Twenty minutes have already passed when the queer dance squad storms the hall in the conservative American state of Indiana. Here parents of the local high school are defending a disgraceful decision that really existed: The “prom” shouldn’t take place at all before Emma (Jo Ellen Pellman), a lesbian student, is allowed to attend with her partner. Because – hello? – it’s about nothing less than the night of the nights in the life of American teenagers! So that the whole thing does not degenerate into a “homoball”, only hetero couples should participate. Understandably, the dance squad would like to have a say.
“The Prom” (directed by Ryan Murphy), the Netflix adaptation of a Broadway musical from 2018, sends the New York East Coast elite on the necks of homophobic people. The dance squad consists of four unsuccessful, more or less queer and damn narcissistic Broadway stars who are planning their career reboot and want to join a “noble cause” for PR purposes. Issues like “hunger” and “poverty” are something, um, “too far away”; and since Emma is trending on Twitter right now, she’s chosen. So the opportunistic group goes to Indiana, pushes open the doors of the gym and the hearts of the people and announces that they are here to support this “LGBQT-or-whatever-its-name” teenage boy.
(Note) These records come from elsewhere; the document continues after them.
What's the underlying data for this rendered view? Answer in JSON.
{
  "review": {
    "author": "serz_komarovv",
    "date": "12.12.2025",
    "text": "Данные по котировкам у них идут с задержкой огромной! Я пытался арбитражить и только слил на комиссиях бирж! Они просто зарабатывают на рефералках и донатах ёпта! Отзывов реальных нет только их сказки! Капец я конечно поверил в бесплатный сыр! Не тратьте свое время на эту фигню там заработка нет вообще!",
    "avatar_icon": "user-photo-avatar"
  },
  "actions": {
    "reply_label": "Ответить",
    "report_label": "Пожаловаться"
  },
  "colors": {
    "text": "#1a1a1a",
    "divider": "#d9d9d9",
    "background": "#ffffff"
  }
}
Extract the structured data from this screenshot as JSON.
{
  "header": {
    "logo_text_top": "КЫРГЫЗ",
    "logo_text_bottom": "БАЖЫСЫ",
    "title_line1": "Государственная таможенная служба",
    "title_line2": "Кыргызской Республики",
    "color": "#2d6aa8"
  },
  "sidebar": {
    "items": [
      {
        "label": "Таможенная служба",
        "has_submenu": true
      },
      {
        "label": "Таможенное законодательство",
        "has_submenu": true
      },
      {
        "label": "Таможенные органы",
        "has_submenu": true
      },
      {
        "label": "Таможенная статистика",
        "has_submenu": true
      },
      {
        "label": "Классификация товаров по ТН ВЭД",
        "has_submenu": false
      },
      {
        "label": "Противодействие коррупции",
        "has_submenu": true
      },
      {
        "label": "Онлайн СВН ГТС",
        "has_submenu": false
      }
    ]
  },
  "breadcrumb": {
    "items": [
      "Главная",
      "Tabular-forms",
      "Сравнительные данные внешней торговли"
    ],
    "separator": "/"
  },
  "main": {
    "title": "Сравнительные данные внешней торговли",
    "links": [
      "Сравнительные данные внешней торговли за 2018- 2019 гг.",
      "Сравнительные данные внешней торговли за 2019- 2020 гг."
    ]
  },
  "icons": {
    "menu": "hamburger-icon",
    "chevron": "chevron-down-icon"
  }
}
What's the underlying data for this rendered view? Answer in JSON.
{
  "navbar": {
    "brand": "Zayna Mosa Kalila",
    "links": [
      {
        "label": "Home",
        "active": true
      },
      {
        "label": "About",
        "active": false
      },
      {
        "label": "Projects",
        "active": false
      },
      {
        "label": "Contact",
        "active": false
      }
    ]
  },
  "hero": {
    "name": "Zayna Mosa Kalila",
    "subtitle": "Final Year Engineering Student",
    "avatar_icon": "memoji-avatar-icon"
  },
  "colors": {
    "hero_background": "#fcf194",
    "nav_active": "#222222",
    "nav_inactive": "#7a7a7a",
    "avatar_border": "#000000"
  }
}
The film looks as if an AI trained to market diversity issues has spat it out
Is this what salvation looks like? Maybe for Emma, but not for the viewer. There are still another 110 minutes ahead of it, a no-man’s-land, criss-crossed by boring lines of opinion, the very best of intentions, moral misconduct and unoriginal musical numbers. For all its political platitude, the film also appears so artificial and impersonal visually, as if an AI of the streaming service that was overfed with musical films and trained on the marketing of diversity issues had spat it out. The characters are less made of flesh and blood than exaggerated caricatures – perfectly choreographed yet lifeless avatars. In addition to Nicole Kidman and James Corden, Meryl Streep also plays. Somebody should also have told the AI that holding hands in the shimmering pink leaf rain and profound guitar playing in front of rainbow colors put cinematically sensitive people at an increased risk of heart attacks.
And why is there another cross hanging on the glass ceiling of the mall, in which one of the stars (Andrew Rannells) is dancing and singing asking consumers to tolerate homosexual people? Because the converted homophobes will go to heaven? The “Prom”, the night of all nights, towards which everything is heading and which stands at the end of the film, is the last judgment, the apocalypse, which one eagerly waits for, because then the film will also be over. Then the good are separated from the bad, for which they, as in the catechism, have to learn their (song) text and sing – Broadway stars included. They too have to repent for their egoism and their self-righteousness in order to get to the next level of goodness. The principal of Emma’s high school explains that to “be a good person” you have to put other interests above your own. For example, by funding an inclusive prom. Capitalism and religion dance hand in hand, reducing anti-discrimination work to a good sale of indulgences and the right creed.
Is that serious? Or ironic? And: does that even make a difference? In the end, everything dissolves anyway in the most American of all forms of belief, which alone promises redemption and reconciliation: in the spectacle. Everyone is dancing, the left and the right, the gays and the homophobes alike. The existential, real, drawn-out struggles of queer people turn into unreal musical phantasms.
Initially, a reviewer pounds a Broadway show as “the most inappropriate, ridiculous, silliest number” he has ever seen. Netflix now seems to have enough money and self-irony to put such a criticism in front of a film for which this judgment is precisely tailored.
The Prom, USA 2020. – Director: Ryan Murphy. Book: Chad Beguelin, Bob Martin. Camera: Matthew Libatique. With Meryl Streep, James Corden, Nicole Kidman, Jo Ellen Pellman. More credits on imdb. On Netflix, 131 min.